Some Secondary Markets Have Tempered Rising Construction Costs

It is little secret that materials costs have been extremely volatile this year, with almost all construction materials, including steel, lumber, glass, concrete and gypsum, posting cost increases. These materials costs are generally inflexible, and developers find relief in adjusting labor costs and the project timeline to offset high materials fees. However, the pandemic limited flexibility for developers to adjust soft costs, fueling cost inflation.

Despite rising development costs, emerging secondary markets have remained relatively affordable for new development, according to the Development Opportunities Index from CBRE. Orlando and San Antonio topped the index as the lowest-cost markets. Multifamily and industrial projects are driving the development activity, while San Antonio has some of the lowest land prices in the index. Memphis, Kansa City and Jacksonville also made the list of the most affordable construction markets, according to the report. Low land prices were a key factor in the affordability for each of these markets.

The larger landscape, though, is one of rising costs, despite these bright spots. 

Social distancing restrictions that impacted the timeline of construction, limited supply materials and a decrease in labor all drove an overall increase in construction costs this year, according to the Development Opportunities Index from CBRE.

This, of course, is part of an ongoing trend: Construction costs have doubled over the last two decades. The RSMeans Index Score has grown from 126.7 in 2002 to 234.6 in 2020, and the average hourly rate increased from $16.56 per hour in 2000 to $25.28 in 2019. Labor, materials and regulation have driven the increase in costs, but the pandemic exacerbated rising costs.

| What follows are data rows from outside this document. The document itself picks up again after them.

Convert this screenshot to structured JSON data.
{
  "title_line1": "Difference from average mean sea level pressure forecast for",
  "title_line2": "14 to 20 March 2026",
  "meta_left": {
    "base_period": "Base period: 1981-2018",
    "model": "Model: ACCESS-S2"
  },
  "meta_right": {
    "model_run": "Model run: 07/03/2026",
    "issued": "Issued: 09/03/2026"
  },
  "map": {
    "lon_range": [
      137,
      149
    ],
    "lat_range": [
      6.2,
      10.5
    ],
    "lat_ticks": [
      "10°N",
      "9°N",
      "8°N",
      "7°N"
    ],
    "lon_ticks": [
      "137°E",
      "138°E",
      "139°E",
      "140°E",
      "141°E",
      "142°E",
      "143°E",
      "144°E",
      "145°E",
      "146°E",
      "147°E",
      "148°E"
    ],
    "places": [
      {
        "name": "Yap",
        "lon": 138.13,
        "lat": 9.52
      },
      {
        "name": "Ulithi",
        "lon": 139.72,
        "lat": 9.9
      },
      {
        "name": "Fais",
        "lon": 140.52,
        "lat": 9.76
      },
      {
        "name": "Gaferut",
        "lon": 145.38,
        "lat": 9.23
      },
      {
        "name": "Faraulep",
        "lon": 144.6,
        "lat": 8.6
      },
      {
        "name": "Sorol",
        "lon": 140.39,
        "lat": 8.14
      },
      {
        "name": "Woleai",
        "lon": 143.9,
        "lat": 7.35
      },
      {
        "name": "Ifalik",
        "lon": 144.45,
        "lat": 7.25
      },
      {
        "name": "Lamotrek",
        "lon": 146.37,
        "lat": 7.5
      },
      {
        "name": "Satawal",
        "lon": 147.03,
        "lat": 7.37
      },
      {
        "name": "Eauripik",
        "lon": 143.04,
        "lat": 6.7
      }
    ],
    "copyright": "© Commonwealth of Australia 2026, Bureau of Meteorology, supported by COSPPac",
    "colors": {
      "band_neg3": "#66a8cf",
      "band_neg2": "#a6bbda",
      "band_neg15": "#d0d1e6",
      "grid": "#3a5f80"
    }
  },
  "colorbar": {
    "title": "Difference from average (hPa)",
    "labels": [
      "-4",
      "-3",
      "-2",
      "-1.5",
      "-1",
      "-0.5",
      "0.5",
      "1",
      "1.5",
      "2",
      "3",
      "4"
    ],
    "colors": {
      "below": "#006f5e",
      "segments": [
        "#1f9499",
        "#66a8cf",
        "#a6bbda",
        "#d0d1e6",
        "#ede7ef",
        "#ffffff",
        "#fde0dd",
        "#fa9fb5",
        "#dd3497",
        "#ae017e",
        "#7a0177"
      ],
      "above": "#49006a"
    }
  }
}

At the start of the pandemic, though, it wasn’t clear what direction construction costs were headed and some developers predicted a decrease. Initially, many projects were canceled or postponed, triggering dramatic industry-wide layoffs. In April, 830,000 construction workers lost their jobs, but since, 1 million new construction jobs have been created. Many workers were re-hired on delayed projects once construction resumed.

Now, many markets are already seeing a rebound in construction activity. As one example, Los Angeles’ construction pipeline reached a new record with 39.5 million square feet under construction, a number that the market has not seen since the 1980s, with additional 127 million square feet of proposed projects, according to an earlier report from CBRE. Like the other markets, multifamily and industrial are dominating new development activity.